South Korea’s presidential policy chief said the country’s US$350 billion (RM1.48 trillion) investment pledge as part of the US trade deal is largely structured as loan guarantees rather than direct capital injections, seeking to ease domestic concerns over the scale and risks of the agreement.
In a televised interview on Sunday, senior presidential policy director Kim Yong-beom said Seoul’s actual equity commitment would remain below 5%, emphasising the initiative is designed to support commercially viable, pre-vetted US-based projects and not intended to provide unconditional financial support.
“The most accurate way to understand the US$350 billion is as a credit guarantee ceiling,” Kim said, referring to the role of state-backed Export-Import Bank of Korea and the Korea Trade Insurance Corp in supporting South Korean companies involved in US projects. “This isn’t about financing everything unconditionally, but about investing in projects that are commercially viable.”
Last week, President Lee Jae Myung’s administration reached a trade deal with the US and agreed to establish the fund to cap the across-the-board tariffs on South Korean exports to the US at 15%. The last-minute deal helped South Korea avert a worst-case scenario of a 25% import levy, that could have severely impacted the export-dependent economy, where overseas shipments account for over 40% of gross domestic product.
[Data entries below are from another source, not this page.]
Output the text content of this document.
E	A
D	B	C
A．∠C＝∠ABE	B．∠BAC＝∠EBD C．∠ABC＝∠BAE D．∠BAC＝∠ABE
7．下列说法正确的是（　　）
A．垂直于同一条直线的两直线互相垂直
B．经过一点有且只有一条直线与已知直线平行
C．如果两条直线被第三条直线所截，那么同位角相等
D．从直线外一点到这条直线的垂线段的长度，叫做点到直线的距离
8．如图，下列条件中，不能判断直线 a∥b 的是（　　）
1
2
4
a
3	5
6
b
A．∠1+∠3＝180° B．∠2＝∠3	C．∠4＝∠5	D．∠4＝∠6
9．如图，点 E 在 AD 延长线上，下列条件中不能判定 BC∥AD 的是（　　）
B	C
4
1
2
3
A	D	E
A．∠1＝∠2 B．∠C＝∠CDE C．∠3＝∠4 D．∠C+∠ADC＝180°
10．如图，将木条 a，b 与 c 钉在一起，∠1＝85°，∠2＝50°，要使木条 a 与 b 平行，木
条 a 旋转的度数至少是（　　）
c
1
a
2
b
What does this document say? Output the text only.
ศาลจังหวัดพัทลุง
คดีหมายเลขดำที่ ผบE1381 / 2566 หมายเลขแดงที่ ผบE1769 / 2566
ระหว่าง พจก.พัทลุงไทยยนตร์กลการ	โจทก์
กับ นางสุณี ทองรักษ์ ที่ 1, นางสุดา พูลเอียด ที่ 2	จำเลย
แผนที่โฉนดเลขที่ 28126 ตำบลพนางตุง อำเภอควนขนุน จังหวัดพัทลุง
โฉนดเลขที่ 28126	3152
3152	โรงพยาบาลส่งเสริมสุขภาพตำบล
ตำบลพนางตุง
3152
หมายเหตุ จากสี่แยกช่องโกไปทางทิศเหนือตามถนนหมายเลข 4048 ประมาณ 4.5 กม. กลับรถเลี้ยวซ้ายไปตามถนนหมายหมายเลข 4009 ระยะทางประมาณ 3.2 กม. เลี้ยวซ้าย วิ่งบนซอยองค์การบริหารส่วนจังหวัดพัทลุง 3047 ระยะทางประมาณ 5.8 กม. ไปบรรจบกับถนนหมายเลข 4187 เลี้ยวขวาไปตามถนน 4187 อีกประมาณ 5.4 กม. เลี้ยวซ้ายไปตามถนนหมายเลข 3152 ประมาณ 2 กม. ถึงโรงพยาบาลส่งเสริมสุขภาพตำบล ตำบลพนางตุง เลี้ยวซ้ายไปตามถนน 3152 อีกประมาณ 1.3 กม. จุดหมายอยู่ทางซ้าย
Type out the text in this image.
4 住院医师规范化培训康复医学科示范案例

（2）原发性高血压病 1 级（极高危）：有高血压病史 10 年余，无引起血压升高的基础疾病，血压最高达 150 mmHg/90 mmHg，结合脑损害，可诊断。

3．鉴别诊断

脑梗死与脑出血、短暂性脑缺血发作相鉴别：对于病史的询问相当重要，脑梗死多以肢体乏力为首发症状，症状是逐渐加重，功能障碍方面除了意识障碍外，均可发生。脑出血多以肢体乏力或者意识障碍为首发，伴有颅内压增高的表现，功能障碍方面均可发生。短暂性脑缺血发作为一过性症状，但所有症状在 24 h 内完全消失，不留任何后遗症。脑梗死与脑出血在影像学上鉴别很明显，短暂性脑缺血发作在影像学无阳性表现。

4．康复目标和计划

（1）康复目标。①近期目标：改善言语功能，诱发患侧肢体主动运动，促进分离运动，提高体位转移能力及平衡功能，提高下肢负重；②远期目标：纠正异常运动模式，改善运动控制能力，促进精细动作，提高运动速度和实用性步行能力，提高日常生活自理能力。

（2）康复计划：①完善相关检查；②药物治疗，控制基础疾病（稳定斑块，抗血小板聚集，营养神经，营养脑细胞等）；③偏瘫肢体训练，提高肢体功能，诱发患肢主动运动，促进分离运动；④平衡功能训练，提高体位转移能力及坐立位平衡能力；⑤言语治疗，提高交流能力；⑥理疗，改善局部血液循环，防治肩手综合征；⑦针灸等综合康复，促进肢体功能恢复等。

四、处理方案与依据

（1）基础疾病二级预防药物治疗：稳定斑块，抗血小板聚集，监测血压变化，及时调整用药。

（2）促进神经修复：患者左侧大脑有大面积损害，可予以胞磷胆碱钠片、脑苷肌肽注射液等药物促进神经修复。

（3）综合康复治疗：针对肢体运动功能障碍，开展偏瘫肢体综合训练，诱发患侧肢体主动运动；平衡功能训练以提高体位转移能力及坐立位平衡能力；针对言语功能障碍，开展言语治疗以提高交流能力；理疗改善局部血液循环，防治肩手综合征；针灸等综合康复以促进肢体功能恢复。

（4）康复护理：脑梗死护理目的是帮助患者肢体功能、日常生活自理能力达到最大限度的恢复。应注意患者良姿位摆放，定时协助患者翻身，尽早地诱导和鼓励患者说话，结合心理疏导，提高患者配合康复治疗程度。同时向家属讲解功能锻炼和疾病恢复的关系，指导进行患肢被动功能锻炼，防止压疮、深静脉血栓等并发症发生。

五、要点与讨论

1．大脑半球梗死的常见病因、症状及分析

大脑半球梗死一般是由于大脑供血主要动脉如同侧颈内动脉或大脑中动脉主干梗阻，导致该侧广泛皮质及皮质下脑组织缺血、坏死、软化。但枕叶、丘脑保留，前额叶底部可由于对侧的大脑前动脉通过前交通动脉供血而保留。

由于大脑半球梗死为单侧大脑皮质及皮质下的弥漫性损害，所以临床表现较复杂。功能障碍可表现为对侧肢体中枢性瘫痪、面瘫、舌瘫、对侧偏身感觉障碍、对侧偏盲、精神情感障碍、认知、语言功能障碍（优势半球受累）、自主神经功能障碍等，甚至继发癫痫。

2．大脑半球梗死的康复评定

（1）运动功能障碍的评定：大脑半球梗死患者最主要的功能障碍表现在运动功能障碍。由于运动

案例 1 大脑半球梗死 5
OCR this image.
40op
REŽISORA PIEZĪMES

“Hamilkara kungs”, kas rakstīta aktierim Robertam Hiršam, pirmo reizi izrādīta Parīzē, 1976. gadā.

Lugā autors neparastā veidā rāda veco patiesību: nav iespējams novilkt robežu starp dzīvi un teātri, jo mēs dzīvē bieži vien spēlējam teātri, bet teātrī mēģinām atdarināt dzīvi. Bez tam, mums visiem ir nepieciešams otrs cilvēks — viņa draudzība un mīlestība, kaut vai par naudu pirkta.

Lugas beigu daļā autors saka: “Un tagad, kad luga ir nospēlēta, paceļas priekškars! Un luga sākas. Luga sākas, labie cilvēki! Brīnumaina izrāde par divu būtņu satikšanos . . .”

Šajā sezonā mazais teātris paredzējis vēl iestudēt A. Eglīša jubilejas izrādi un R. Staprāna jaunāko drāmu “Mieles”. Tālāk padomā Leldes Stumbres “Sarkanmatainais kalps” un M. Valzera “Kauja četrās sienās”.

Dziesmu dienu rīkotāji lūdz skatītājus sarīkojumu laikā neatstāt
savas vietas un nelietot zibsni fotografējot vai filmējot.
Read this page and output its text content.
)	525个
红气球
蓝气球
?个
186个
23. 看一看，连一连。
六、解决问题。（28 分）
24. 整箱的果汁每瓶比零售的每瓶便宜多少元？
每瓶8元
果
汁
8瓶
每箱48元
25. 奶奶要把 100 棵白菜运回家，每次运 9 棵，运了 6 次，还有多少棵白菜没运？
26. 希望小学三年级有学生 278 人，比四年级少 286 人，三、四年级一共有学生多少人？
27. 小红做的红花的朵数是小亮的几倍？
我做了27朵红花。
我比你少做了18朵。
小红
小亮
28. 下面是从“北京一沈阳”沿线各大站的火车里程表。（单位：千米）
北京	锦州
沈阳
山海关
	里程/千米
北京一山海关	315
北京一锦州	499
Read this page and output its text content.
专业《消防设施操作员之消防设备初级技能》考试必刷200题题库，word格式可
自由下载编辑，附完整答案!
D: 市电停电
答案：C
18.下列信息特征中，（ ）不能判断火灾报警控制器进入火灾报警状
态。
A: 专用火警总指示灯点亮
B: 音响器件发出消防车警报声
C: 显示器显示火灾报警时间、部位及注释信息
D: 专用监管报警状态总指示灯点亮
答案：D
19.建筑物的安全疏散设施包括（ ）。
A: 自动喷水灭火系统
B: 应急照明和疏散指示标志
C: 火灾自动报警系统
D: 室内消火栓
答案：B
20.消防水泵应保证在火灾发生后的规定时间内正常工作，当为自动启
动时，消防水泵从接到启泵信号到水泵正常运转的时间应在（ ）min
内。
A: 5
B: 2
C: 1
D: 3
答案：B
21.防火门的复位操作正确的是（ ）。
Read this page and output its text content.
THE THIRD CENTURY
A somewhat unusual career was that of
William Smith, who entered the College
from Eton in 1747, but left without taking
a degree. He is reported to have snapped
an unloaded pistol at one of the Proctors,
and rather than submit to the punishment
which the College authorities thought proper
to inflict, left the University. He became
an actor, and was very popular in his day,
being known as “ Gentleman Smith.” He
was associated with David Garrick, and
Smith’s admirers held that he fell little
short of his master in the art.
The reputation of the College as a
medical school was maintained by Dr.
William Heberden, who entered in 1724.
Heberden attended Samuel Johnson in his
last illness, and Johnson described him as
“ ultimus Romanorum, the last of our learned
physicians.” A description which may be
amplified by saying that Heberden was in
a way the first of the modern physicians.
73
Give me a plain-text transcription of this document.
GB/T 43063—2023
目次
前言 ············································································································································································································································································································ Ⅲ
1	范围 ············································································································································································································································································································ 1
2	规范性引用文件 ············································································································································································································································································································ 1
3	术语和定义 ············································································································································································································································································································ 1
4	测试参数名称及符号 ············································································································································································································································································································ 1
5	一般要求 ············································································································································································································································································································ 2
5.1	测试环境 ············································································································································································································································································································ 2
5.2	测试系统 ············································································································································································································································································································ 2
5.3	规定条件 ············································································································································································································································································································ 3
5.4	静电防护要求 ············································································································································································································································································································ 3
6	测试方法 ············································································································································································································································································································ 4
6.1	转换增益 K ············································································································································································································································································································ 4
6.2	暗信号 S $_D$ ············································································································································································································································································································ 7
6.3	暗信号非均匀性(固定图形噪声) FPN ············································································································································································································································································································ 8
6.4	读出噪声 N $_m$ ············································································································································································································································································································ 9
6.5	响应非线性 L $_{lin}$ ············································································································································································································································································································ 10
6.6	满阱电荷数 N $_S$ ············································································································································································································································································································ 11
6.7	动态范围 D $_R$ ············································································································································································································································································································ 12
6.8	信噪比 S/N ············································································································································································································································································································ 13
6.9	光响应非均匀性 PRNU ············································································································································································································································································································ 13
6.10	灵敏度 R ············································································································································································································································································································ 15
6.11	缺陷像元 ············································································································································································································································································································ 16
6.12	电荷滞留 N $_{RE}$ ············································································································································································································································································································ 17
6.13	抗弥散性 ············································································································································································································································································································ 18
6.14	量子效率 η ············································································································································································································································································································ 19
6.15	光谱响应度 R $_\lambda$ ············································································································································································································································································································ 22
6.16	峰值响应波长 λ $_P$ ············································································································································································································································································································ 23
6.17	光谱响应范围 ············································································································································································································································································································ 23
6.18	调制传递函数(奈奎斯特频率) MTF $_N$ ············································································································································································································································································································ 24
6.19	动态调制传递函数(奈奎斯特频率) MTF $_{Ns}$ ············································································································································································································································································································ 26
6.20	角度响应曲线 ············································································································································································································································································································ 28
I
Kim said that South Korea’s fund structure closely mirrors Japan’s US$550 billion pledge, which similarly leans heavily on guarantees. Japanese officials have said only 1% to 2% of that amount would be deployed as actual investment, an approach South Korea is expected to follow.
Of South Korea’s total commitment, US$150 billion is allocated to a shipbuilding initiative known as MASGA — Make American Shipbuilding Great Again — in which South Korea is expected to take the lead. The remaining US$200 billion will target US-based projects in semiconductors, batteries, and nuclear energy, industries identified by Washington as strategic priorities.
Still, Kim emphasised that the South Korean government won’t blindly approve financing for every project the US proposes.
“We have made clear that only projects that are commercially reasonable and viable will receive backing,” he said, noting that this principle had been formally recorded in internal agreements.
Kim said profits from the fund would likely be reinvested in the US, rather than immediately repatriated, a structure South Korea finds acceptable. “This could ultimately benefit South Korean companies participating in those projects,” he said.
“If profits are generated, it means the project was successful — and that opens the door for second and third rounds of investment,” he said.
Separately, Kim dismissed speculation that South Korea had agreed to open its rice or beef markets as part of the broader deal. While technical adjustments in quarantine procedures may be discussed, there is no cost to be borne by the public in this regard, he added.
Kim pointed to the broader challenge of shifting global trade norms, particularly as countries like the US sharpen their focus on trade imbalances and industrial policy.
“This is not just about responding to external pressure,” he said. “It’s time we start a domestic dialogue about how to address these issues on our own terms.”